Chapter 8 starts with Cicero ( Ad Att. 16. 5.1), who refers to the presence of a tragedy entitled Tereus as a substitute for Brutus, and explores the affinity between Accius’ Brutus and Brutus’ Tereus, both characterized as anti-tyrannical. Degl’Innocenti Pierini underlines that the two myths, coupled in Ovid’s Fast. 2.851ff., are profoundly related: Accius celebrated the legend of Lucretia, whose silence would have been aroused by psychological violence analogous to the glossectomy perpetrated by Tereus.
Concluding the volume, chapter 9 examines another quotation in Cicero’s Tusculanae (2.36). For three reasons the author rejects the hypothesis that TRF inc. inc. 205-208 R. 2-3 3 may come from Accius’ Meleager : (1) Cicero never quotes this tragedy; (2) the theme of eugenics is not related to de tolerando dolore, the main argument of Book 2 of Cicero’s Tusculanae; (3) the fragment reports the physical exercise of Spartans in opposition to the fertilitas barbara, although but in the myth of Atalanta, there is no element which indicates an opposition between Greeks and barbarians. Instead, she persuasively argues that the fragment is derived from Ennius’ Andromache, considering the relevance of this drama in the Tusculanae and relying on the fact that physical exercises by Spartan women are always mentioned in contexts related to Helen.
Pomponio Secondo: profilo di un poeta tragico ‘minore’ opens a path for further discovery, including the study of fragmentary texts, literary strategies such as intertextuality, reception of topoi and contamination from other genres. The scope, the reception, the intertextual engagement and chronology have been satisfactorily pinned down. We ought to remember the programmatic statements of the author: Degl’Innocenti Pierini’s explicit concern was to shed light on a ‘minor’ author who has been neglected by scholarship. In this, the book undoubtedly achieves its aims, but the volume also supplies a guide of how we should work on fragmentary texts. Caution and originality go hand in hand in this book. Overall, the organization of the volume works very well, as the two parts perfectly harmonize. At the end, the author also supplies an index of relevant passages. As a whole, the book maintains coherence and succeeds in outlining a vivid portrait of Pomponius Secundus and in displaying an excellent methodology for the study of tragic fragmentary texts.

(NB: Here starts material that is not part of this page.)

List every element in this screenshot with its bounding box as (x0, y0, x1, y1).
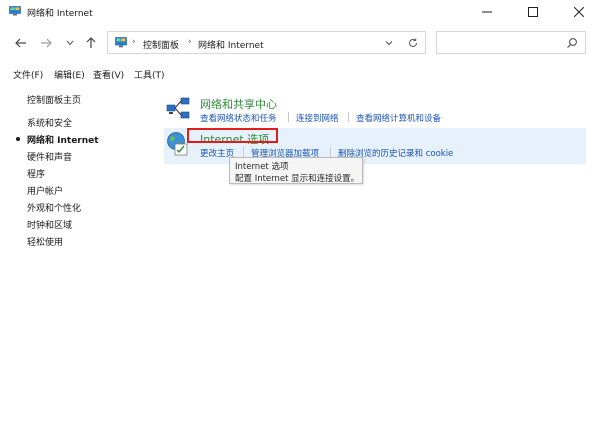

1. A. J. Boyle, Roman Tragedy London & New York 2016, 186-184: “it is clearly impossible to gain any real sense of the politics of Pomponius’ works”. The only studies on Pomponius are T. Eckinger, P. Pomponius Secundus, Étude philologique annexée au rapport du Gymnase de la Chaux-de-Fonds 1906-1907, 1-20; A. Della Casa, Pomponio Secondo tragediografo, Dioniso 35, 1961, 58-75; A. Galimberti, & I. Ramelli, L’Octavia e il suo autore: P. Pomponio Secondo?, Aevum 75, 2001, 79-99; A. Galimberti, L’autore dell’Octavia, in: L. Castagna, & G. Vogt-Spira (eds.), Pervertere: Ästhetik der Verkehrung. Literatur und Kultur neronischer Zeit und ihre Rezeption München & Leipzig 2002, 71-73.
2. J. F. Miller, Apollo, Augustus, and the Poets, Cambridge 2009, 292.
3. M. Schauer (ed.), Tragicorum Romanorum Fragmenta, Vol. 1: Livius Andronicus; Naevius; Tragici minores; Fragmenta adespota, Göttingen 2012.